Earlier last week I made a bit of a road trip to see a few Morrissey shows, one of those shows was in Kansas City. I have a few very good friends in that town, and every time I go there can be assured of at least two things – that I’ll be in impeccable company, and that I will eat very well.
This last trip was no exception. I’ve known my pal Kevin since 1991 – we met at Mizzou, and have been friends since. Kev is from KC and I can always count on him to expose me to a local eatery that leaves me wondering: “Could this get any better?” Kansas City is the absolute and utterly undisputed epicenter of the barbecue universe – many places try to emulate it, but fail miserably. I was in a bbq place in Florida that had just recently opened a few years ago, and the owner was walking around asking people how they liked everything. He was pretty confident in his product, and asked me if I’d had better – I told him I’ve been to Kansas City, and he said “well, that’s a completely different deal – they invented barbecue.”
Kev asked me if I’d ever been to Arthur Bryant’s, a bbq establishment in Kansas City that’s been clogging peoples arteries since the 1920’s, and I said no.
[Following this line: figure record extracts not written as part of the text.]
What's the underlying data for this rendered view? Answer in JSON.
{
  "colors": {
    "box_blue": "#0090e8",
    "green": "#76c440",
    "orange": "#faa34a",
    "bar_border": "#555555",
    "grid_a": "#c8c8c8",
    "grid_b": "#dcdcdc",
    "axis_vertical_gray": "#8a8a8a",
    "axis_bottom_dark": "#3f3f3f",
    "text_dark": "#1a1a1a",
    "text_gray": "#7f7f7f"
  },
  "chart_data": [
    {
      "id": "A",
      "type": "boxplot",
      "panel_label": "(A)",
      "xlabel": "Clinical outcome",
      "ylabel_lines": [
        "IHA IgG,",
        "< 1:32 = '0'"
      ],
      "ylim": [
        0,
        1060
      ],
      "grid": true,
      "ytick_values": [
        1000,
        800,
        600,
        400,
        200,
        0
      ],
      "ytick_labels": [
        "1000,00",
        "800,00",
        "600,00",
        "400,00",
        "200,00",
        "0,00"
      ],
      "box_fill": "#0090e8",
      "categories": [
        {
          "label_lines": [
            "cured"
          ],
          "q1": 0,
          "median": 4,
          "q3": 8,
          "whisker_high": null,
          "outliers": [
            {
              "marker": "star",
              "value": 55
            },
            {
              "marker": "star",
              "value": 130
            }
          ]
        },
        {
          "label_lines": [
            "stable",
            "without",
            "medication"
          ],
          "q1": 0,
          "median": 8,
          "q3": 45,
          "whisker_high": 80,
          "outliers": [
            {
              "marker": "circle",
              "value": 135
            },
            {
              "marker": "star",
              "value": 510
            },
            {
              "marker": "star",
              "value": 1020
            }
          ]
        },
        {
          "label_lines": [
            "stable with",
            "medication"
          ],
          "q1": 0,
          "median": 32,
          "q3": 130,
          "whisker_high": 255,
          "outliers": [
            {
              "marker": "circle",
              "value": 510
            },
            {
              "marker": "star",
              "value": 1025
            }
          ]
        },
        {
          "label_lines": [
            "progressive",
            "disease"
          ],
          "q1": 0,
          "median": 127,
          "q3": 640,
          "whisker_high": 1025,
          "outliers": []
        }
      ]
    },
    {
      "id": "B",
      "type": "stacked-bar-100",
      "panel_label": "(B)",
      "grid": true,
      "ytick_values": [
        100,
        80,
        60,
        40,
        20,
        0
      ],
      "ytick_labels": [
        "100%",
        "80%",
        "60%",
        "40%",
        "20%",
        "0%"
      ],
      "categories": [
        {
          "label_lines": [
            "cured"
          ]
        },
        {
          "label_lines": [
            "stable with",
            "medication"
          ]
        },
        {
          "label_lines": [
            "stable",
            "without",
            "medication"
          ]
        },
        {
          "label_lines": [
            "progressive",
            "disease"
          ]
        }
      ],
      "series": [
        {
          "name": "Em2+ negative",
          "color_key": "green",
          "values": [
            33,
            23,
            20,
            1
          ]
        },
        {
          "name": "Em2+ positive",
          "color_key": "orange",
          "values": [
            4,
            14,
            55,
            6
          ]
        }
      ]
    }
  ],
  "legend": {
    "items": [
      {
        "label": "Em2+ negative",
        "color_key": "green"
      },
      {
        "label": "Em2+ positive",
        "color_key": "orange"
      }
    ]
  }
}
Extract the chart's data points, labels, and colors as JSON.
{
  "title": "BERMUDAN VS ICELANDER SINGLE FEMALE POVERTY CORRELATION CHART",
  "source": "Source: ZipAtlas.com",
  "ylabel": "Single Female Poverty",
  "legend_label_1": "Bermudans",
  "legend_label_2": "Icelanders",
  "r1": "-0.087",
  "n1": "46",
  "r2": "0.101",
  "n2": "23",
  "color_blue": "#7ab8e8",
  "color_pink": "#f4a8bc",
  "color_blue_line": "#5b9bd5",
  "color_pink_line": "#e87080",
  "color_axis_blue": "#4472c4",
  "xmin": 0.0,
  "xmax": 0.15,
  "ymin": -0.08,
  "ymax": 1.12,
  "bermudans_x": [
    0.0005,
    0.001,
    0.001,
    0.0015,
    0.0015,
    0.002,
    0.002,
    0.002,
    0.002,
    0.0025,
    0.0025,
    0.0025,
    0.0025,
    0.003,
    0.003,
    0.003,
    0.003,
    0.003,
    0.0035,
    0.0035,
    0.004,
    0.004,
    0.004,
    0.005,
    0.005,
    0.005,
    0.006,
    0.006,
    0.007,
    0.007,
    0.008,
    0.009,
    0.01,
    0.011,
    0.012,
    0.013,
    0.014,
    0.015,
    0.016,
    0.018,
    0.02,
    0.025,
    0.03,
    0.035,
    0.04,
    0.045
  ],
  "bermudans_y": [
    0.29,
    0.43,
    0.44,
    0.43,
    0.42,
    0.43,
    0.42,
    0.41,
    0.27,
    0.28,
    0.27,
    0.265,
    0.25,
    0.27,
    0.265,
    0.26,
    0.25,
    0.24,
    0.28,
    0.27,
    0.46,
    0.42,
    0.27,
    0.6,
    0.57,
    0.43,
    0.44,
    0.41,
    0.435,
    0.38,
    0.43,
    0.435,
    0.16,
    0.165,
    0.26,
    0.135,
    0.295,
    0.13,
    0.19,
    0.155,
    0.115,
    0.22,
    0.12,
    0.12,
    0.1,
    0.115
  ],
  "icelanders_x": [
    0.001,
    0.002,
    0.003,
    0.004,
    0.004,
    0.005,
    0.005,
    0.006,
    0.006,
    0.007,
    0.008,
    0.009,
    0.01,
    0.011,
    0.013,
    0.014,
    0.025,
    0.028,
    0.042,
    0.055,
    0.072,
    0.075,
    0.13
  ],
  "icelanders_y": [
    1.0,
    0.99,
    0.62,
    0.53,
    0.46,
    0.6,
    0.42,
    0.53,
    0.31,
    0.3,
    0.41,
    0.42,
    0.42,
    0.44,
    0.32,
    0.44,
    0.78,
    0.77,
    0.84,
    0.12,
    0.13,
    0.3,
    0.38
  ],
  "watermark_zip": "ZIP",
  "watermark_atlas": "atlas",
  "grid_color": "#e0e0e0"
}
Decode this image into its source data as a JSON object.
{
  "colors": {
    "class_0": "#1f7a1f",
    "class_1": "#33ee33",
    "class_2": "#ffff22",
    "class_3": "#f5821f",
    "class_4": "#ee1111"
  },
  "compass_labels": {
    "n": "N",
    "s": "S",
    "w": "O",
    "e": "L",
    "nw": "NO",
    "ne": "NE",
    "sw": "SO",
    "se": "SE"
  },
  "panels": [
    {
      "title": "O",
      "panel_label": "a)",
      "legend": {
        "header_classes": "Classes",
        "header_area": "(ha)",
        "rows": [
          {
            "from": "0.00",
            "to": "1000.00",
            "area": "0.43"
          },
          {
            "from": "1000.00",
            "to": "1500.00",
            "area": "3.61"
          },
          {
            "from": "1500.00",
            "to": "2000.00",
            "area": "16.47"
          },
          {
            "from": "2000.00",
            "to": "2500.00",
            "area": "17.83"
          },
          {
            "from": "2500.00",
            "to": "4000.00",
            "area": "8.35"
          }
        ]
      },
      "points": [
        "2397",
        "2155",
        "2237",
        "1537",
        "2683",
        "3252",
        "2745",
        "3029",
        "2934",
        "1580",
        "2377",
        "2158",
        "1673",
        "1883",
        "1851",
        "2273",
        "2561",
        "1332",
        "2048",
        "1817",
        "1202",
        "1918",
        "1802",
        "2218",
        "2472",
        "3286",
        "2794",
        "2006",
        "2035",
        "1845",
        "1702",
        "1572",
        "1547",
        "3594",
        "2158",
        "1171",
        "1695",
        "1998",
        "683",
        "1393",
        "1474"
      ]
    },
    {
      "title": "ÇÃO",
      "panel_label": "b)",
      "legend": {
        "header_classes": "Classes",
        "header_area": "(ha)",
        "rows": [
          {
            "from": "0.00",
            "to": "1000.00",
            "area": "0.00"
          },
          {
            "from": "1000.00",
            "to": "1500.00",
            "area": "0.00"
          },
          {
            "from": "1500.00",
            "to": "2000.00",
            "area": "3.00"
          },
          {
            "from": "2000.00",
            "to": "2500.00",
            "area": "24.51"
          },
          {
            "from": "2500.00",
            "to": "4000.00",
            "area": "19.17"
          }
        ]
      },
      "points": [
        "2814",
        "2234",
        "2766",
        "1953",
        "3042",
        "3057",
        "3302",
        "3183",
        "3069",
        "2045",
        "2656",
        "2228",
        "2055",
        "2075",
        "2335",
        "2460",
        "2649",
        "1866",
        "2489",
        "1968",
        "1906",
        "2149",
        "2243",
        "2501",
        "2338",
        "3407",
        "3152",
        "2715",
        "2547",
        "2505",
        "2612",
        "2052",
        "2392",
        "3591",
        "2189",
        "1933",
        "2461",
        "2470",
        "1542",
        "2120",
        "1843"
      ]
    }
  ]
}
He went on to explain that the line outside this establishment goes out the door and around the building, especially when the Cardinals are in town for inter-league play. On the way to AB, Kev was painting a beautiful picture of what we were about to consume: “My favorite is the pork and beef combo sandwich. It’s an insane amount of meat – enough for two or three meals, served between two little pieces of bread. The bread doesn’t stand a chance.” He then went on to extol the virtues of Arthur Bryant’s original sauce: “The original sauce in my opinion is a very acquired taste – Scott (another very good pal from KC with an unexplainable and insatiable ketchup fetish) doesn’t like it as it’s not similar enough to ketchup. The sauce is difficult to explain – it’s not spicy, and not sweet either.”
Kev went out on a bit of a limb taking me to Arthur Bryant’s – he’s taken me to other KC barbecue places in the past, and he always tells me that the place we’re going is good – but this time, he said this was his favorite KC barbecue joint. That doesn’t sound like a very big deal, but it places an incredible amount of pressure on Kevin – if the establishment isn’t up to snuff, it will reflect personally on him.
We finally get there – two fat guys getting out of a MINI was a quite funny sight indeed, and we walked in. The smell was absolutely perfect – smoked meat and sauce. The entry was lined with photos of famous people who’ve gone in to clog their arteries – from celebrities to presidents. Kev ordered his usual, I got a rack of ribs and a pound of smoked beef. We sit down at the table and Kev looks a little nervous. As he explains the different sauces (original, rich & spicy, sweet heat) he again warns me that the original sauce is an acquired taste, and very tepidly watches me as I take the first bite of smoked beef doused in the original sauce. With one bite, I tell Kev that the taste has been acquired. Kev makes a big exhale, and all is well. It was the best bbq combo I’d ever had – the sauce tailed off wonderfully, like a good wine. The beef was just about perfect, with lots of smoke flavor. According to AB’s website, they use a combination of Hickory and Oak, and the brick smoker is in full view of patrons which is a nice touch. If you’re ever in KC I’d highly recommend it, I give the place 5 stars.
It was a great night – consuming large quantities of smoked meat with my pal Kevin, and a Morrissey show. With all that food sitting in my stomach the all night drive back to Chicago after the Moz show was a bit difficult, but at least I wasn’t hungry. I’ll hopefully be exposing Kev to some Chicago pizza in much the same way this summer to pay him back for the KC bbq experience.